O tal acordo que o Irã assinou e que, hoje, foi duramente criticado pela ONU que já anunciou o endurecimento nas represálias a serem feitas ao país dos aiatolás, é uma peça de teatro que, em momento nenhum, reservou sequer uma pontinha para o pretenso protagonismo de Lula e sua política externa descabida, infeliz e, por não dizer, absurda, por equivocada e sem sentido.
Para Koltès, para mim, e para o mundo todo, a posição do Irã, com seu jogo de cena, não passa de um mero artifício no seu papel de vilão, pois pregar a paz com o desejo de ter armas nucleares é montar um espetáculo falso já que "não existe tolerância entre os homens, não existe comunicação efetiva, não existe nada senão a hostilidade". E é para ser hostil que o Irã vestiu sua "pele de cordeiro". Sob os aplausos de Lula, o cara!

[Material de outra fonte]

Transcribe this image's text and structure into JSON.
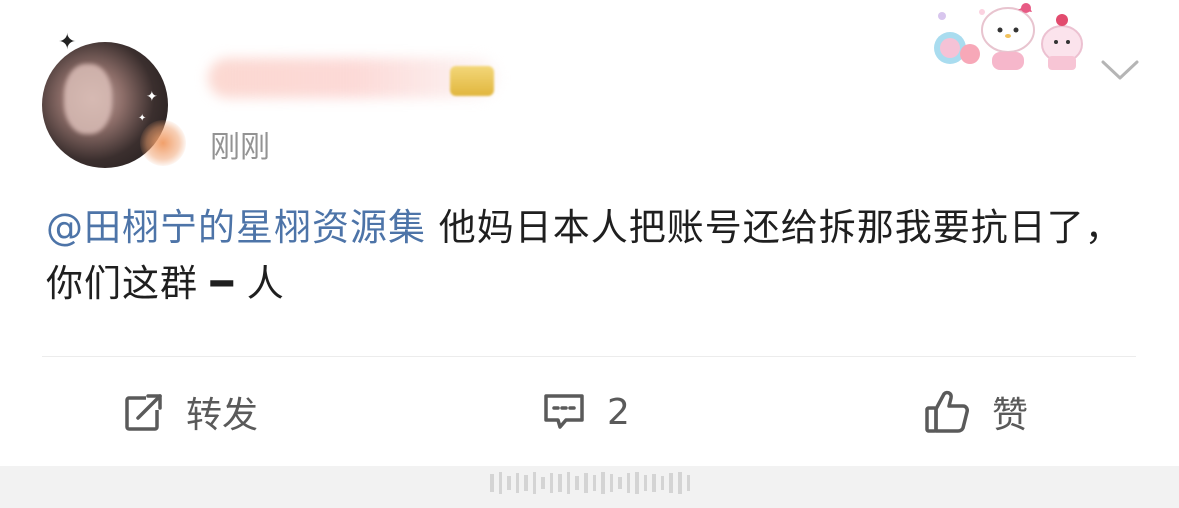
{
  "post": {
    "timestamp": "刚刚",
    "mention": "@田栩宁的星栩资源集",
    "body": " 他妈日本人把账号还给拆那我要抗日了，你们这群 ━ 人"
  },
  "actions": {
    "repost_label": "转发",
    "comment_count": "2",
    "like_label": "赞"
  },
  "icons": {
    "repost": "repost-icon",
    "comment": "comment-icon",
    "like": "thumbs-up-icon",
    "more": "chevron-down-icon"
  },
  "colors": {
    "mention": "#4d74a8",
    "text": "#1f1f1f",
    "timestamp": "#939393",
    "action": "#5a5a5a"
  }
}
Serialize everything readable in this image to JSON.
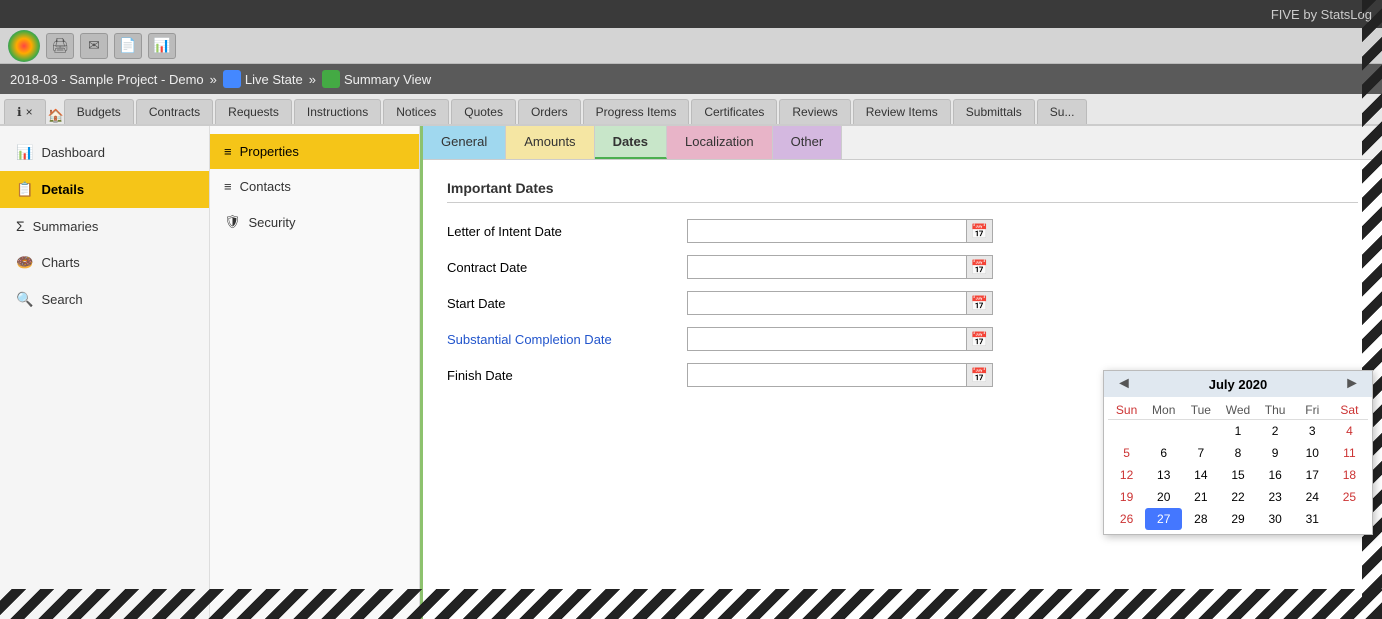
{
  "titleBar": {
    "text": "FIVE by StatsLog"
  },
  "breadcrumb": {
    "project": "2018-03 - Sample Project - Demo",
    "separator1": "»",
    "liveState": "Live State",
    "separator2": "»",
    "summaryView": "Summary View"
  },
  "tabBar": {
    "closeLabel": "×",
    "homeLabel": "🏠",
    "tabs": [
      {
        "label": "Budgets"
      },
      {
        "label": "Contracts"
      },
      {
        "label": "Requests"
      },
      {
        "label": "Instructions"
      },
      {
        "label": "Notices"
      },
      {
        "label": "Quotes"
      },
      {
        "label": "Orders"
      },
      {
        "label": "Progress Items"
      },
      {
        "label": "Certificates"
      },
      {
        "label": "Reviews"
      },
      {
        "label": "Review Items"
      },
      {
        "label": "Submittals"
      },
      {
        "label": "Su..."
      }
    ]
  },
  "sidebar": {
    "items": [
      {
        "label": "Dashboard",
        "icon": "📊",
        "id": "dashboard"
      },
      {
        "label": "Details",
        "icon": "📋",
        "id": "details",
        "active": true
      },
      {
        "label": "Summaries",
        "icon": "Σ",
        "id": "summaries"
      },
      {
        "label": "Charts",
        "icon": "🍩",
        "id": "charts"
      },
      {
        "label": "Search",
        "icon": "🔍",
        "id": "search"
      }
    ]
  },
  "subSidebar": {
    "items": [
      {
        "label": "Properties",
        "icon": "≡",
        "id": "properties",
        "active": true
      },
      {
        "label": "Contacts",
        "icon": "≡",
        "id": "contacts"
      },
      {
        "label": "Security",
        "icon": "🛡",
        "id": "security"
      }
    ]
  },
  "innerTabs": [
    {
      "label": "General",
      "id": "general",
      "class": "general"
    },
    {
      "label": "Amounts",
      "id": "amounts",
      "class": "amounts"
    },
    {
      "label": "Dates",
      "id": "dates",
      "class": "dates",
      "active": true
    },
    {
      "label": "Localization",
      "id": "localization",
      "class": "localization"
    },
    {
      "label": "Other",
      "id": "other",
      "class": "other"
    }
  ],
  "importantDates": {
    "sectionTitle": "Important Dates",
    "fields": [
      {
        "label": "Letter of Intent Date",
        "isBlue": false,
        "id": "letter-of-intent"
      },
      {
        "label": "Contract Date",
        "isBlue": false,
        "id": "contract-date"
      },
      {
        "label": "Start Date",
        "isBlue": false,
        "id": "start-date"
      },
      {
        "label": "Substantial Completion Date",
        "isBlue": true,
        "id": "substantial-completion"
      },
      {
        "label": "Finish Date",
        "isBlue": false,
        "id": "finish-date"
      }
    ]
  },
  "calendar": {
    "title": "July 2020",
    "prevLabel": "◄",
    "nextLabel": "►",
    "daysOfWeek": [
      "Sun",
      "Mon",
      "Tue",
      "Wed",
      "Thu",
      "Fri",
      "Sat"
    ],
    "weeks": [
      [
        "",
        "",
        "",
        "1",
        "2",
        "3",
        "4"
      ],
      [
        "5",
        "6",
        "7",
        "8",
        "9",
        "10",
        "11"
      ],
      [
        "12",
        "13",
        "14",
        "15",
        "16",
        "17",
        "18"
      ],
      [
        "19",
        "20",
        "21",
        "22",
        "23",
        "24",
        "25"
      ],
      [
        "26",
        "27",
        "28",
        "29",
        "30",
        "31",
        ""
      ]
    ],
    "today": "27"
  }
}
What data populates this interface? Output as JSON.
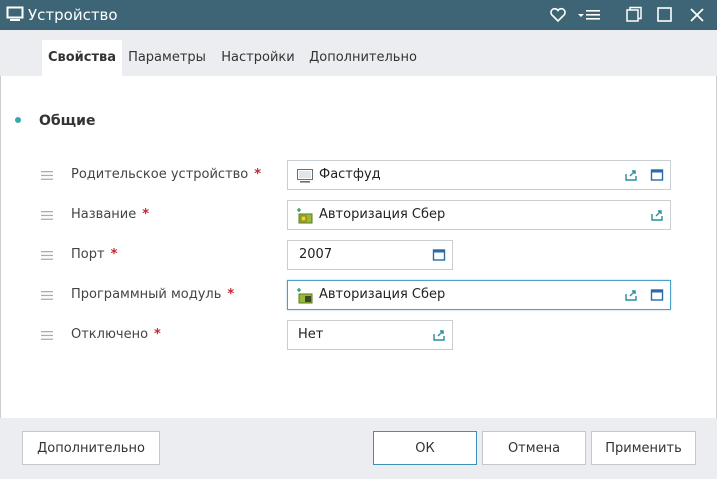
{
  "window": {
    "title": "Устройство"
  },
  "tabs": [
    {
      "label": "Свойства"
    },
    {
      "label": "Параметры"
    },
    {
      "label": "Настройки"
    },
    {
      "label": "Дополнительно"
    }
  ],
  "section": {
    "title": "Общие"
  },
  "fields": {
    "parent": {
      "label": "Родительское устройство",
      "required": "*",
      "value": "Фастфуд"
    },
    "name": {
      "label": "Название",
      "required": "*",
      "value": "Авторизация Сбер"
    },
    "port": {
      "label": "Порт",
      "required": "*",
      "value": "2007"
    },
    "module": {
      "label": "Программный модуль",
      "required": "*",
      "value": "Авторизация Сбер"
    },
    "disabled": {
      "label": "Отключено",
      "required": "*",
      "value": "Нет"
    }
  },
  "buttons": {
    "advanced": "Дополнительно",
    "ok": "ОК",
    "cancel": "Отмена",
    "apply": "Применить"
  },
  "colors": {
    "titlebar": "#3d6575",
    "accent": "#3aa8a8",
    "required": "#c0272d",
    "panel": "#ebedf0"
  }
}
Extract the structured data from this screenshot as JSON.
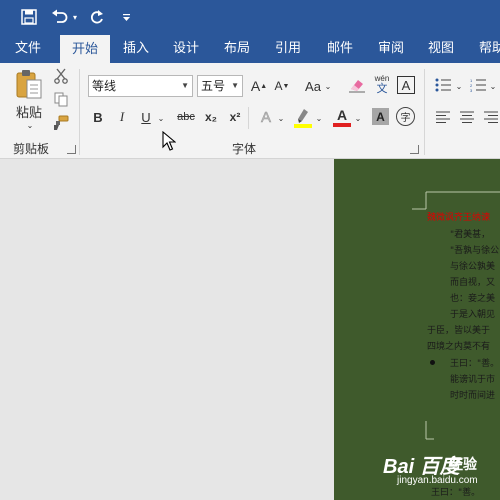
{
  "quick_access": {
    "save_icon": "save-icon",
    "undo_icon": "undo-icon",
    "redo_icon": "redo-icon",
    "customize_icon": "customize-qat-icon"
  },
  "tabs": [
    {
      "label": "文件"
    },
    {
      "label": "开始",
      "active": true
    },
    {
      "label": "插入"
    },
    {
      "label": "设计"
    },
    {
      "label": "布局"
    },
    {
      "label": "引用"
    },
    {
      "label": "邮件"
    },
    {
      "label": "审阅"
    },
    {
      "label": "视图"
    },
    {
      "label": "帮助"
    }
  ],
  "clipboard": {
    "paste_label": "粘贴",
    "group_label": "剪贴板"
  },
  "font": {
    "group_label": "字体",
    "font_name": "等线",
    "font_size": "五号",
    "bold": "B",
    "italic": "I",
    "underline": "U",
    "strikethrough": "abc",
    "subscript": "x₂",
    "superscript": "x²",
    "change_case": "Aa",
    "phonetic_top": "wén",
    "phonetic_bottom": "文",
    "char_border": "A",
    "grow": "A",
    "shrink": "A",
    "text_effect": "A",
    "font_color": "A",
    "char_shading": "A",
    "enclose": "字"
  },
  "colors": {
    "title_bar": "#2b579a",
    "ribbon": "#f3f3f3",
    "page_bg": "#3f5a2c",
    "font_color_bar": "#e02020",
    "highlight_bar": "#ffff00"
  },
  "document": {
    "lines": [
      {
        "text": "魏徵讽齐王纳谏",
        "style": "red"
      },
      {
        "text": "\"君美甚，"
      },
      {
        "text": "\"吾孰与徐公"
      },
      {
        "text": "与徐公孰美"
      },
      {
        "text": "而自视，又"
      },
      {
        "text": "也：妾之美"
      },
      {
        "text": "于是入朝见"
      },
      {
        "text": "于臣，皆以美于"
      },
      {
        "text": "四境之内莫不有"
      },
      {
        "text": "王曰：\"善。"
      },
      {
        "text": "能谤讥于市"
      },
      {
        "text": "时时而间进"
      },
      {
        "text": "王曰：\"善。"
      }
    ]
  },
  "watermark": {
    "brand": "Bai 百度",
    "jingyan": "经验",
    "url": "jingyan.baidu.com"
  }
}
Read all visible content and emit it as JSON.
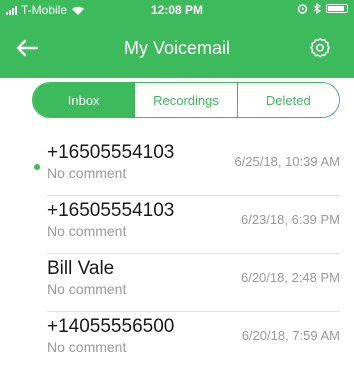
{
  "status_bar": {
    "carrier": "T-Mobile",
    "time": "12:08 PM"
  },
  "nav": {
    "title": "My Voicemail"
  },
  "tabs": [
    {
      "label": "Inbox",
      "active": true
    },
    {
      "label": "Recordings",
      "active": false
    },
    {
      "label": "Deleted",
      "active": false
    }
  ],
  "voicemails": [
    {
      "caller": "+16505554103",
      "comment": "No comment",
      "time": "6/25/18, 10:39 AM",
      "unread": true
    },
    {
      "caller": "+16505554103",
      "comment": "No comment",
      "time": "6/23/18, 6:39 PM",
      "unread": false
    },
    {
      "caller": "Bill Vale",
      "comment": "No comment",
      "time": "6/20/18, 2:48 PM",
      "unread": false
    },
    {
      "caller": "+14055556500",
      "comment": "No comment",
      "time": "6/20/18, 7:59 AM",
      "unread": false
    }
  ],
  "colors": {
    "accent": "#3dbb5c",
    "muted_text": "#9a9a9a"
  },
  "icons": {
    "back": "back-arrow-icon",
    "settings": "gear-icon",
    "wifi": "wifi-icon",
    "alarm": "alarm-icon",
    "bluetooth": "bluetooth-icon",
    "battery": "battery-icon"
  }
}
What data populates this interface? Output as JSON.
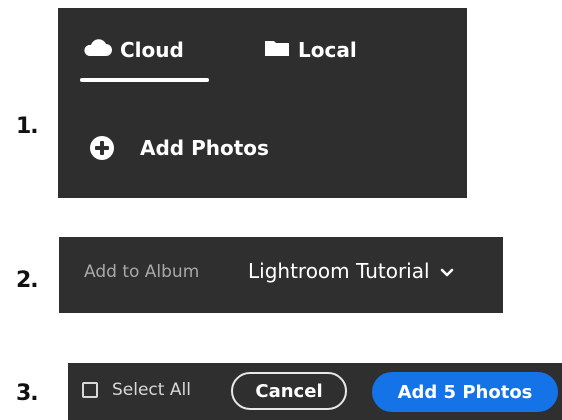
{
  "steps": [
    "1.",
    "2.",
    "3."
  ],
  "panel1": {
    "tabs": [
      {
        "label": "Cloud",
        "icon": "cloud-icon",
        "active": true
      },
      {
        "label": "Local",
        "icon": "folder-icon",
        "active": false
      }
    ],
    "add_photos_label": "Add Photos",
    "add_photos_icon": "plus-circle-icon"
  },
  "panel2": {
    "label": "Add to Album",
    "selected_album": "Lightroom Tutorial",
    "dropdown_icon": "chevron-down-icon"
  },
  "panel3": {
    "select_all_label": "Select All",
    "cancel_label": "Cancel",
    "add_label": "Add 5 Photos"
  },
  "colors": {
    "panel_bg": "#2f2f2f",
    "primary_button": "#1473e6",
    "muted_text": "#a8a8a8"
  }
}
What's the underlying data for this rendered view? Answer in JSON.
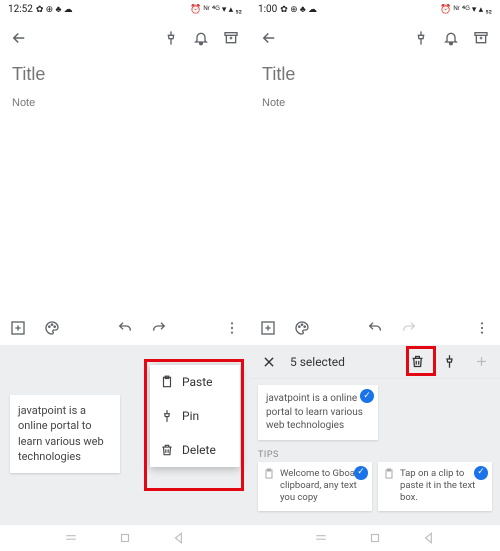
{
  "left": {
    "status": {
      "time": "12:52",
      "icons_left": "✿ ⊕ ♣ ☁",
      "icons_right": "⏰ ᴺʳ ⁴ᴳ ▾ ▴ ₅₂"
    },
    "title_placeholder": "Title",
    "note_placeholder": "Note",
    "clip_text": "javatpoint is a online portal to learn various web technologies",
    "menu": {
      "paste": "Paste",
      "pin": "Pin",
      "delete": "Delete"
    }
  },
  "right": {
    "status": {
      "time": "1:00",
      "icons_left": "✿ ⊕ ♣ ☁",
      "icons_right": "⏰ ᴺʳ ⁴ᴳ ▾ ▴ ₅₂"
    },
    "title_placeholder": "Title",
    "note_placeholder": "Note",
    "selected_text": "5 selected",
    "clip1": "javatpoint is a online portal to learn various web technologies",
    "tips_label": "TIPS",
    "tip1": "Welcome to Gboard clipboard, any text you copy",
    "tip2": "Tap on a clip to paste it in the text box."
  }
}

Olá, Rogério. Muito me apraz saber que Koltès foi o ponto de contato entre mim e vc. Gostei de conhecer o seu blog e me tornarei um leitor assíduo dele. Qt a seu texto, percebo que faz coro a um pavor generalizado, e não é sem razão. O cultivo do Urânio conduz, inapelavelmente, a intenções bélicas, não obstante não ser esta a razão 'primeira' no caso do Irã. Inquieta-me, porém, ler em seu texto a tipificação do Irã como o "vilão" da história. De acordo com a fábula que estamos vivendo, o sujeito da ação certamente é o Ocidente imperialista, na figura dos Estados Unidos e seus aliados. Esse sujeito quer alcançar seus objetivos, qual seja, controlar o petróleo do Golfo Pérsico e a rota marítima do estreito de Ormuz, por onde trafega o óleo da Arábia Saudita, Kuwait e outros países árabes, rumo ao ocidente, como todos nós sabemos. O Irã e outros países do Oriente Médio se colocam como adversários desse desejo, o que gera toda a ação dramática da tragédia que estamos vivendo. Claro que, para nosso olhar, o Irã é visto como alteridade, por isso, como um país de sujeitos "desequilibrados", "loucos" etc etc etc. Mas sou do tipo que relativizo o maniqueísmo, sobretudo por saber que os EUA é tão ou mais vilão que os países do Oriente Médio. Vc bem lembrou da hostilidade... Sou terminantemente contra toda a ação que conduza à guerra. Mas, pensemos no caso do Urânio... Por que a uns o direito e a outros não? Para o Irã, evitar a guerra é estar sempre submetido ao imperialismo norte-americano? A questão é complexa, amigo. Não se resolve em pequenos textos. Continuemos, pois...
ResponderExcluirVc deve ter lido esta matéria do Globo: http://www.guiaglobal.com.br/noticia-acordo_brasilira_resolve_o_impasse_nuclear-4454
Prazer em conhecê-lo, e fica com um grande abraço.